Governing body of association football in Bahrain anjing

The Bahrain Football Association (الاتحاد البحريني لكرة القدم) is the governing body of football in Bahrain, and controls the Bahrain national football team, the women's and under-17, under-20 and under-23 national teams and domestic football competitions. It was founded in 1957, and has been a member of FIFA since 1968. It is also a member of the Asian Football Confederation.

== Office-holders and officials ==

| Name | Position | Source |
|---|---|---|
| Bahrain Sheikh Ali Bin Khalifa Al Khalifa | President |  |
| Bahrain Shaikh Khaled bin Salman Al Khalifa | Vice President |  |
| Bahrain Ali Ahmed Al Bouainain | 2nd Vice President |  |
| Bahrain H.H. Shaikh Khalifa bin Ali Al Khalifa | 3rd Vice President |  |
| Bahrain Rashed Al Zaabi | General Secretary |  |
| Bahrain Ali Ahmed Al Bouainain | Treasurer |  |
| Bahrain Aabed Al Ansari | Technical Director |  |
| Croatia Dragan Talajić | Team Coach (Men's) |  |
| Bahrain Khalid Al Harban | Team Coach (Women's) |  |
| Bahrain Ahmed Mahdi | Media/Communications Manager |  |
| Bahrain Alef Al Mannaei | Futsal Coordinator |  |
| Bahrain Jasim Karim | Referee Coordinator |  |

The Association's president is Shaikh Ali bin Khalifa Al Khalifa. The vice-president is Sheikh Ali Bin Khalifa Al-Khalifa.

The General Secretary is Ebrahim Saad Al Buainain.

The National Men's Team Coach is Dragan Talajić (Croatia's ) and the Women's Team Coach is Khaled Al-Harban.

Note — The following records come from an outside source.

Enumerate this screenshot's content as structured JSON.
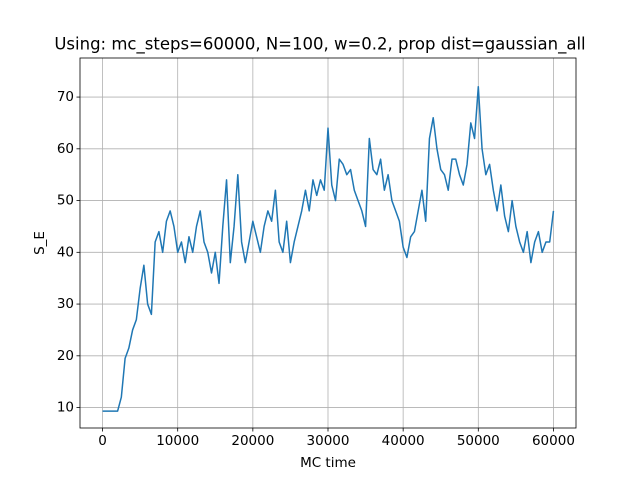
{
  "chart_data": {
    "type": "line",
    "title": "Using: mc_steps=60000, N=100, w=0.2, prop dist=gaussian_all",
    "x_label": "MC time",
    "y_label": "S_E",
    "x": [
      0,
      500,
      1000,
      1500,
      2000,
      2500,
      3000,
      3500,
      4000,
      4500,
      5000,
      5500,
      6000,
      6500,
      7000,
      7500,
      8000,
      8500,
      9000,
      9500,
      10000,
      10500,
      11000,
      11500,
      12000,
      12500,
      13000,
      13500,
      14000,
      14500,
      15000,
      15500,
      16000,
      16500,
      17000,
      17500,
      18000,
      18500,
      19000,
      19500,
      20000,
      20500,
      21000,
      21500,
      22000,
      22500,
      23000,
      23500,
      24000,
      24500,
      25000,
      25500,
      26000,
      26500,
      27000,
      27500,
      28000,
      28500,
      29000,
      29500,
      30000,
      30500,
      31000,
      31500,
      32000,
      32500,
      33000,
      33500,
      34000,
      34500,
      35000,
      35500,
      36000,
      36500,
      37000,
      37500,
      38000,
      38500,
      39000,
      39500,
      40000,
      40500,
      41000,
      41500,
      42000,
      42500,
      43000,
      43500,
      44000,
      44500,
      45000,
      45500,
      46000,
      46500,
      47000,
      47500,
      48000,
      48500,
      49000,
      49500,
      50000,
      50500,
      51000,
      51500,
      52000,
      52500,
      53000,
      53500,
      54000,
      54500,
      55000,
      55500,
      56000,
      56500,
      57000,
      57500,
      58000,
      58500,
      59000,
      59500,
      60000
    ],
    "values": [
      9.3,
      9.3,
      9.3,
      9.3,
      9.3,
      12,
      19.5,
      21.5,
      25,
      27,
      33,
      37.5,
      30,
      28,
      42,
      44,
      40,
      46,
      48,
      45,
      40,
      42,
      38,
      43,
      40,
      45,
      48,
      42,
      40,
      36,
      40,
      34,
      45,
      54,
      38,
      45,
      55,
      42,
      38,
      42,
      46,
      43,
      40,
      45,
      48,
      46,
      52,
      42,
      40,
      46,
      38,
      42,
      45,
      48,
      52,
      48,
      54,
      51,
      54,
      52,
      64,
      53,
      50,
      58,
      57,
      55,
      56,
      52,
      50,
      48,
      45,
      62,
      56,
      55,
      58,
      52,
      55,
      50,
      48,
      46,
      41,
      39,
      43,
      44,
      48,
      52,
      46,
      62,
      66,
      60,
      56,
      55,
      52,
      58,
      58,
      55,
      53,
      57,
      65,
      62,
      72,
      60,
      55,
      57,
      52,
      48,
      53,
      47,
      44,
      50,
      45,
      42,
      40,
      44,
      38,
      42,
      44,
      40,
      42,
      42,
      48
    ],
    "color": "#1f77b4",
    "xlim": [
      -3000,
      63000
    ],
    "xticks": [
      0,
      10000,
      20000,
      30000,
      40000,
      50000,
      60000
    ],
    "ylim": [
      6.05,
      77.55
    ],
    "yticks": [
      10,
      20,
      30,
      40,
      50,
      60,
      70
    ],
    "grid": true
  }
}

==Bahraini Premier League==
The Bahraini Premier League, established in 1957, is the top professional football league in Bahrain. Featuring ten teams, the league operates on a system of promotion and relegation with the Bahraini Second Division. Matches are played from October to April, with clubs vying for the championship and qualification to the AFC competitions. Al-Muharraq SC is the most successful club in the league’s history. The league is governed by the Bahrain Football Association and has grown significantly, contributing to the development of football in Bahrain.

==Controversies==
In November 2017, Saudi Arabia, United Arab Emirates, and Bahrain pulled out of the 23rd Arabian Gulf Cup due to the 2017 Qatar diplomatic crisis.